Insects, like vertebrates, have considerable ability to associate visual, olfactory or other sensory signals with reward or punishment. Previous studies in crickets, honey bees and fruit-flies have suggested that octopamine (OA, invertebrate counterpart of noradrenaline) and dopamine (DA) mediate various kinds of reward and punishment signals in olfactory learning.
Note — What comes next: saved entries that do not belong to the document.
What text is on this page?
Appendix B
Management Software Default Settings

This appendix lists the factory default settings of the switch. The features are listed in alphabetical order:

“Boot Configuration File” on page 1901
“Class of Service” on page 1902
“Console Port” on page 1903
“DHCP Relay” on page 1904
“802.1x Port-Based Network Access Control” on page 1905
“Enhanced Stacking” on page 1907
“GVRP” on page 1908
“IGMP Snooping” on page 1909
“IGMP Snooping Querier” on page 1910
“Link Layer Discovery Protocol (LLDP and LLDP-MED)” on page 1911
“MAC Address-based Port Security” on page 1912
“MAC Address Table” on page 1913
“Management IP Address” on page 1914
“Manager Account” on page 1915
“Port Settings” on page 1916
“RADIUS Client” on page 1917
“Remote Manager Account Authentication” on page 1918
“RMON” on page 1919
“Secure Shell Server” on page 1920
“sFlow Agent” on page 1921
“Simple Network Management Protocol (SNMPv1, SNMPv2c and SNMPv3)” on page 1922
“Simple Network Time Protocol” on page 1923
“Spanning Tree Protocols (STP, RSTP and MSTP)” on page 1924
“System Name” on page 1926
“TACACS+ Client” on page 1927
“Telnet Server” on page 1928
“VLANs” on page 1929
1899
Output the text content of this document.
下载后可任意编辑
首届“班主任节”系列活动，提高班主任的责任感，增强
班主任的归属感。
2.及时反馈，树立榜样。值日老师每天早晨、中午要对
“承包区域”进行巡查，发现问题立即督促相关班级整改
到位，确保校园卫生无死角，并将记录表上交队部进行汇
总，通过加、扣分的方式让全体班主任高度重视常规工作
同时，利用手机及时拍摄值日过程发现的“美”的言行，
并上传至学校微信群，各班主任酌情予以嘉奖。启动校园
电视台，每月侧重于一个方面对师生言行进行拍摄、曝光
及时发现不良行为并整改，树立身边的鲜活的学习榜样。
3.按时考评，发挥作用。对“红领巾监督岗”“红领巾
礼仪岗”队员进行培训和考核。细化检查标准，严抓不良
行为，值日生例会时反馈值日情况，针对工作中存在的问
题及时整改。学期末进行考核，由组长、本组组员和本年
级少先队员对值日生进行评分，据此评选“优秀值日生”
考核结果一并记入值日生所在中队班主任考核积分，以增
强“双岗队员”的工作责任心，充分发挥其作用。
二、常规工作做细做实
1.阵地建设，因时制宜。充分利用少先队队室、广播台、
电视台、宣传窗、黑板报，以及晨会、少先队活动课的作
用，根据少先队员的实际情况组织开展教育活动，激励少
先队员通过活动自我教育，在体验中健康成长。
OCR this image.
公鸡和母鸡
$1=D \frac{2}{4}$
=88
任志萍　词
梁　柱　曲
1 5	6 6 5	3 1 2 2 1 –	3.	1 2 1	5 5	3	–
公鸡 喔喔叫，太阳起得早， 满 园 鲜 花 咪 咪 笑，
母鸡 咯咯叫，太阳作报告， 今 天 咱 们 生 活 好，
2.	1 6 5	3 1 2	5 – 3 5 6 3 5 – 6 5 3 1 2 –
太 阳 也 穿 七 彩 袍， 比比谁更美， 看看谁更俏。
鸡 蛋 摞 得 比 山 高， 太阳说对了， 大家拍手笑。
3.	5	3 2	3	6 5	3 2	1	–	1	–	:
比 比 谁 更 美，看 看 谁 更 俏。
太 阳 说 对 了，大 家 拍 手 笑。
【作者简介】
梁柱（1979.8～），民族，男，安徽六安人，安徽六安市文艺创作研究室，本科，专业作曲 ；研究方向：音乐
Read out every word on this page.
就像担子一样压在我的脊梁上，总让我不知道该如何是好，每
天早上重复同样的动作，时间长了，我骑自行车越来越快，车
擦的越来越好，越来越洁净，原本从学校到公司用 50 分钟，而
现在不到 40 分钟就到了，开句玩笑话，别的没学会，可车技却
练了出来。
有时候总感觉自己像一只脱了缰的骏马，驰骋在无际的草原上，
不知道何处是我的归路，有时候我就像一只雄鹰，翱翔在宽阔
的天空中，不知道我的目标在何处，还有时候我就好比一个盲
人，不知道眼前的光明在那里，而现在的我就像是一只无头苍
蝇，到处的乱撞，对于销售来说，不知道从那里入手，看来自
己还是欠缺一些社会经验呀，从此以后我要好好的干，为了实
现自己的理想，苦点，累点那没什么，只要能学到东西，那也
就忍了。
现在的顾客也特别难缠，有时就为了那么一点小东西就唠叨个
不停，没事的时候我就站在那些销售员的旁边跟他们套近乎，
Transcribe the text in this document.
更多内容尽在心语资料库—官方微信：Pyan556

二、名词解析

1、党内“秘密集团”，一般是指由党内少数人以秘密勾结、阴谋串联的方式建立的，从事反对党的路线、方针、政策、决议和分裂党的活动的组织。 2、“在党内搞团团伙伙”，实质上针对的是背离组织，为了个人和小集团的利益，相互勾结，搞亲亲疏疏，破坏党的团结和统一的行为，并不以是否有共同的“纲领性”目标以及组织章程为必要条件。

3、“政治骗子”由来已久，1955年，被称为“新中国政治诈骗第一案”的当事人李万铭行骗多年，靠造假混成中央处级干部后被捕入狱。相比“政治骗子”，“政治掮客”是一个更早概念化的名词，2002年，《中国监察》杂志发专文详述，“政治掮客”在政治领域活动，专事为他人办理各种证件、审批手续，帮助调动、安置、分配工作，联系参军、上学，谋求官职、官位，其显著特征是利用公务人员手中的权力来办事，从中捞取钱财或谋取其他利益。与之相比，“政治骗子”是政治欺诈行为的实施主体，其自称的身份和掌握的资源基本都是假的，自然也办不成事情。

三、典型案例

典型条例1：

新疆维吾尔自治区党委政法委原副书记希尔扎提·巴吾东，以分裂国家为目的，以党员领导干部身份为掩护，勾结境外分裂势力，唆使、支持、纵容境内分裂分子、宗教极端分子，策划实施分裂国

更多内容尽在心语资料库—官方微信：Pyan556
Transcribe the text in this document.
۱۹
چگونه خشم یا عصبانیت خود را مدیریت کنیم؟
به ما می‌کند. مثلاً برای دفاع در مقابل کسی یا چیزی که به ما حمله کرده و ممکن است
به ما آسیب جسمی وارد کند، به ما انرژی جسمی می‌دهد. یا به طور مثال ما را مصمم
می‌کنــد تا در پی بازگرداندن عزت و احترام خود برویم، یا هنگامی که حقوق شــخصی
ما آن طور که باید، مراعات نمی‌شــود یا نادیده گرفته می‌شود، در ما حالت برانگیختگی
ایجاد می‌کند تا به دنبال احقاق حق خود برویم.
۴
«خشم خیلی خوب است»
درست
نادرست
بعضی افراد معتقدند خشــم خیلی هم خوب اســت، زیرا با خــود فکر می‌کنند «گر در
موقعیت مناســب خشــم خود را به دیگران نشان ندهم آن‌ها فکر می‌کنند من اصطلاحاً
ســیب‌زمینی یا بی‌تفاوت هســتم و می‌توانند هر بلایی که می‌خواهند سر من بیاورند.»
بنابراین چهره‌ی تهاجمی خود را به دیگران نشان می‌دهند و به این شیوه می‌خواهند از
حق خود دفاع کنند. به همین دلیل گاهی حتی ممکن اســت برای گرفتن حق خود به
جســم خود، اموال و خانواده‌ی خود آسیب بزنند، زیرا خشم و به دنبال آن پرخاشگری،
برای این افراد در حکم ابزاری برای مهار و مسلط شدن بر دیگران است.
However, whether the roles of OA and DA in mediating positive and negative reinforcing signals can be generalized to learning of sensory signals other than odors remained unknown. Here we first established a visual learning paradigm in which to associate a visual pattern with water reward or saline punishment for crickets and found that memory after aversive conditioning decayed much faster than that after appetitive conditioning. Then, we pharmacologically studied the roles of OA and DA in appetitive and aversive forms of visual learning. Crickets injected with epinastine or mianserin, OA receptor antagonists, into the hemolymph exhibited a complete impairment of appetitive learning to associate a visual pattern with water reward, but aversive learning with saline punishment was unaffected. By contrast, fluphenazine, chlorpromazine or spiperone, DA receptor antagonists, completely impaired aversive learning without affecting appetitive learning. The results demonstrate that OA and DA participate in reward and punishment conditioning in visual learning. This finding, together with results of previous studies on the roles of OA and DA in olfactory learning, suggests ubiquitous roles of the octopaminergic reward system and dopaminergic punishment system in insect learning.